Let me introduce you the concept of xpath, a query language for DomDocuments:

//table[@class="tableStyle02"]//a/@href

Reads as: Take the table tag with class attribute tableStyle02 and then the href attribute from within the a child tag.

Or as you had the foreach for tr and td elements as well:

//table[@class="tableStyle02"]/tr/td/a/@href

Now in that path, the a tag is a direct children of the td tag which is a direct children of the tr tag which is a direct children of the table tag. As you can see, with xpath it is much easier to formulate the path to the element than writing everything in PHP code.

Apropos PHP code, in PHP this can look like:

$doc = new DOMDocument();
$doc->loadHTML($html);
$xp = new DOMXPath($doc);
$href = $xp->evaluate('string(//table[@class="tableStyle02"]//a/@href)');

The variable $href then contains the string: bin.php?cid=703&size=0.
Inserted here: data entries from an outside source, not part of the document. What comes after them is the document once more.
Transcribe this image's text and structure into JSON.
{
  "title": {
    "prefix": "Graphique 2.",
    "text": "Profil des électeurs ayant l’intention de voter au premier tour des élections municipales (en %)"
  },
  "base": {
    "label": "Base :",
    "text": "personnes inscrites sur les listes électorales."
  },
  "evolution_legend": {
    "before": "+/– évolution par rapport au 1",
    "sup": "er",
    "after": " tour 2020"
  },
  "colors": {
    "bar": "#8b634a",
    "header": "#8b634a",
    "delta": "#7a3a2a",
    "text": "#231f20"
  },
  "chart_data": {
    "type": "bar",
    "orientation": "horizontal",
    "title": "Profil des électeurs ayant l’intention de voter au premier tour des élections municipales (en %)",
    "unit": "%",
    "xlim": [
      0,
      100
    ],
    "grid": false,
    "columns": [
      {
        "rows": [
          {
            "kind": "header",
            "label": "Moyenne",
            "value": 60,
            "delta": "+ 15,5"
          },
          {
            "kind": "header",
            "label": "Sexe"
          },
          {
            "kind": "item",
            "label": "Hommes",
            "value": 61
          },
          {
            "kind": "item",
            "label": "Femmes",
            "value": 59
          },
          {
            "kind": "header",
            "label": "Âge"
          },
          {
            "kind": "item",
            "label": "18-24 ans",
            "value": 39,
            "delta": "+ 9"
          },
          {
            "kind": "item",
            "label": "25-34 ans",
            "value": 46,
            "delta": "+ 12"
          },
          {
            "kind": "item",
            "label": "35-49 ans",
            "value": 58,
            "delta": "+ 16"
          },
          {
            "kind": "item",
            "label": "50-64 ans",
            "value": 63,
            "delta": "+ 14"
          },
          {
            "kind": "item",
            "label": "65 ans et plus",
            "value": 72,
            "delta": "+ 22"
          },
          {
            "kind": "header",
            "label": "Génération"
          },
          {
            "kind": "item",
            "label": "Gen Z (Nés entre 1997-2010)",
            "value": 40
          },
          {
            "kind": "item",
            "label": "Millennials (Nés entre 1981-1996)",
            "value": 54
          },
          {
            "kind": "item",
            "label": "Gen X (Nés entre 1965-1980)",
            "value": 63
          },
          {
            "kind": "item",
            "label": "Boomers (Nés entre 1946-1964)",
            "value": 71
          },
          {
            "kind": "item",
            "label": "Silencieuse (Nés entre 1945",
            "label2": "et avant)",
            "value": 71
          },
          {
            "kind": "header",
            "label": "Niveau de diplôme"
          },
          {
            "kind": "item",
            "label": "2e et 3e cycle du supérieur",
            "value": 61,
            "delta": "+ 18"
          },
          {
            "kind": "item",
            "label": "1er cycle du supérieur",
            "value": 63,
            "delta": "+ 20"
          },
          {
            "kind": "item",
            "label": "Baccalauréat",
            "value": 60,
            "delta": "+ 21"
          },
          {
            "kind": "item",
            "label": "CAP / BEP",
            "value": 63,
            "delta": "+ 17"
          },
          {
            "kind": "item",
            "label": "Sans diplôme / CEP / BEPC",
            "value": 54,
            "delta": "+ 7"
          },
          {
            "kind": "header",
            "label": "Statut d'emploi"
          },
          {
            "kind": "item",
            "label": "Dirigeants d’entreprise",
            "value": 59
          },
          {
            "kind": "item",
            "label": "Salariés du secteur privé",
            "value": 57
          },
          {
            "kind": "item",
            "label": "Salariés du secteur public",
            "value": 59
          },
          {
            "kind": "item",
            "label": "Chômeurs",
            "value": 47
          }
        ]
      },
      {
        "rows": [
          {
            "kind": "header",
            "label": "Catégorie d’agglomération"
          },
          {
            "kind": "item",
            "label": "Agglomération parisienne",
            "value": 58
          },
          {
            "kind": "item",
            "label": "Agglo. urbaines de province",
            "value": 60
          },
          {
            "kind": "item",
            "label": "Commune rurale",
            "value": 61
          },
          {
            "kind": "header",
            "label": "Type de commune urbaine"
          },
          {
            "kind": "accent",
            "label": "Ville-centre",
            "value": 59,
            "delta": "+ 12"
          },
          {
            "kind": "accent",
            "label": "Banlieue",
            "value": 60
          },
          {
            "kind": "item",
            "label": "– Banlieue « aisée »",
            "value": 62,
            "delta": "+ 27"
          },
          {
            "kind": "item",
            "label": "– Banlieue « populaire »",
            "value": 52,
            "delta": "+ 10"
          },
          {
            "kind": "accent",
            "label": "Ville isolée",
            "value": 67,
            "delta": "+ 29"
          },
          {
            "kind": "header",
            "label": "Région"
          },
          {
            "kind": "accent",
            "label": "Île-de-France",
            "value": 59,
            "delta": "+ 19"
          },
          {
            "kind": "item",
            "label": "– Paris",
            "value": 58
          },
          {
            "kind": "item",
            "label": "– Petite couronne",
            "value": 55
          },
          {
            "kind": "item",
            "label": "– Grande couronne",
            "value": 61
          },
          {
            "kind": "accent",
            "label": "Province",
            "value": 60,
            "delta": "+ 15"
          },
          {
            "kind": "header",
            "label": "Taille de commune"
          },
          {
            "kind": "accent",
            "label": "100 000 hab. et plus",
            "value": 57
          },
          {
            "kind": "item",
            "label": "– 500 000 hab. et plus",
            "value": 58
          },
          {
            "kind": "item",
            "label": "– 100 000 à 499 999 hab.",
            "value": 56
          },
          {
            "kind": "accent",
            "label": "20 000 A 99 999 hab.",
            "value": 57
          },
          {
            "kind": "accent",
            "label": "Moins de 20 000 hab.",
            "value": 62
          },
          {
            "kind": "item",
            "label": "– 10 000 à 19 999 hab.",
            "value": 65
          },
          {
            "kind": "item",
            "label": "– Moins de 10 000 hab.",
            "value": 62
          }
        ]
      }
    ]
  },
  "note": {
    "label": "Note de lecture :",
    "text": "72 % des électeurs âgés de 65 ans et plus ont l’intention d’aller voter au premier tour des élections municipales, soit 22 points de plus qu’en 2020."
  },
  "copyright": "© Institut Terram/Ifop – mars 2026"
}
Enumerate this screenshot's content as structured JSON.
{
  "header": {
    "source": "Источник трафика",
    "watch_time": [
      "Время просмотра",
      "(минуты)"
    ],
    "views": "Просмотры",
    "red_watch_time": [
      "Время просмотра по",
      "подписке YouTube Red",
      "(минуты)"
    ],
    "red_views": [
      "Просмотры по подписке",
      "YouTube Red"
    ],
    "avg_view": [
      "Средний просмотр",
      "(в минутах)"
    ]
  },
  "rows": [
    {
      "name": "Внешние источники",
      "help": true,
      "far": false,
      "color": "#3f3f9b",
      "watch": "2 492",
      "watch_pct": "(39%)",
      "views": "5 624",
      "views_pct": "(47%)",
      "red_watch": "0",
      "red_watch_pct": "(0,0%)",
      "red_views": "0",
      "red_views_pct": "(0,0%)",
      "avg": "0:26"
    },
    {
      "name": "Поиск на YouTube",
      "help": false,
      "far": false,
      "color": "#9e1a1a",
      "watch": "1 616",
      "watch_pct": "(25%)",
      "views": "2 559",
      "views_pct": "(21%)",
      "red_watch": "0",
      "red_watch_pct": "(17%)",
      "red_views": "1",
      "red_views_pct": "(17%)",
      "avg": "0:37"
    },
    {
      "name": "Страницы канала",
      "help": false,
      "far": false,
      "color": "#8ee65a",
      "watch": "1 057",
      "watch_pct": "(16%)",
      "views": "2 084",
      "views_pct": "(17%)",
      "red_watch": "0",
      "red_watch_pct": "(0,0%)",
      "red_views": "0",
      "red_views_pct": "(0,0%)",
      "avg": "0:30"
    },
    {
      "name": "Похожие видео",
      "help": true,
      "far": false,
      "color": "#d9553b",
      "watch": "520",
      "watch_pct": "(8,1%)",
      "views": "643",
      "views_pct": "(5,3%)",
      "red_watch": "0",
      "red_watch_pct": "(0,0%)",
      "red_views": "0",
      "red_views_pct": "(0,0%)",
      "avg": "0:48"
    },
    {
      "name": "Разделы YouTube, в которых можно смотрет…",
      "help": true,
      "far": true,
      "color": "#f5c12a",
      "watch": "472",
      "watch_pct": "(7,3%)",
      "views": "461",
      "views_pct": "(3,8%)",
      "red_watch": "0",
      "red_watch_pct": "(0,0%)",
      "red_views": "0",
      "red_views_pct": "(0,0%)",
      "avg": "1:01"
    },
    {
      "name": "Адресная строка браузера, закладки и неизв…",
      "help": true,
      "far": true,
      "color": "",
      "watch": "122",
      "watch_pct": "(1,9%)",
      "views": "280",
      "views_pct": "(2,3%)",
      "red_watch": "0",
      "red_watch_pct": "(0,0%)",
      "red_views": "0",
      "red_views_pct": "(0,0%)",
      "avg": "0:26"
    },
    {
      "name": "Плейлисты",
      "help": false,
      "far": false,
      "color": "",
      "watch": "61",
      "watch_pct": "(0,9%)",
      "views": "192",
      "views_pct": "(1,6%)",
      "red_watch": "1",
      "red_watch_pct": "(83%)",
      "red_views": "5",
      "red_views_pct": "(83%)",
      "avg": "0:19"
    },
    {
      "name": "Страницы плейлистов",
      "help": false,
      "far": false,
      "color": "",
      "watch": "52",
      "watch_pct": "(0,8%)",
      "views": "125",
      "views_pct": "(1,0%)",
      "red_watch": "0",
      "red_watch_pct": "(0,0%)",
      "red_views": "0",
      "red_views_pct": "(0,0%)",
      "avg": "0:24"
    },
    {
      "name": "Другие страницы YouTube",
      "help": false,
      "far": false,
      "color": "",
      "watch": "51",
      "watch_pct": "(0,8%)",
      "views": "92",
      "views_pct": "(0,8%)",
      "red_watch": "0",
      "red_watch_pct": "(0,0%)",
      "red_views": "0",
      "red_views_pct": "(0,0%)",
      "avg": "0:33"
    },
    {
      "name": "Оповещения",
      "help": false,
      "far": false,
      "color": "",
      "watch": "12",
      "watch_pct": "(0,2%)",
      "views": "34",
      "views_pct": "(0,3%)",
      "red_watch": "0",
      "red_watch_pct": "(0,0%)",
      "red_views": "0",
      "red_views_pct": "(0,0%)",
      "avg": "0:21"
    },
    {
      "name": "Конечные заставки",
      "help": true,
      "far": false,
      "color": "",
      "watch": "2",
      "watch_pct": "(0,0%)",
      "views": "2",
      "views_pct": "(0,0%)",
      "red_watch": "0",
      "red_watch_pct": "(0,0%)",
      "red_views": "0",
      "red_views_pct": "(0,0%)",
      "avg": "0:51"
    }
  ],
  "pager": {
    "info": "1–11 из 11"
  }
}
This example is with a string (string(...)), so ->evaluate returns a string, which is created from the first found attribute node. Instead you can return a nodelist as well:

$hrefs = $xp->query('//table[@class="tableStyle02"]/tr/td/span/a/@href');
#             ^^^^^                                       ^^^^

Now $hrefs contains the usual DOMNodeList, here it contains all the href attribute nodes:

echo $hrefs->item(0)->nodeValue; # bin.php?cid=703&size=0

Take care that if you use only one slash / to separate tags, that they need to be direct children. With two slashes // it can be a descendant (child or child of child (of child (of ...))).



回答2:

You should be able to use getAttribute() on the individual DOMElement instances, (just as you used it the second line of the example):

foreach ($hrefs as $a_node) {
    if ($a_node->hasAttribute('href')) {
        print $a_node->getAttribute('href');
    }
}


回答3:

You don't have to navigate your way down the DOM hierarchy to use getElementsByTagName:

foreach ($dom->getElementsByTagName('table') as $tableitem) {
    if ($tableitem->getAttribute('class') == 'tableStyle02'){
        $links = $tableitem->getElementsByTagName("a");
    }
}

$links at this point is now a DOMNodeList, so you can iterate through it:

foreach ($dom->getElementsByTagName('table') as $tableitem) {
    if ($tableitem->getAttribute('class') == 'tableStyle02'){
        $links = $tableitem->getElementsByTagName("a");
        $hrefs = array();
        foreach ($links as $link) {
            $hrefs[] = $link->getAttribute("href");
        }
    }
}
// Do things with $hrefs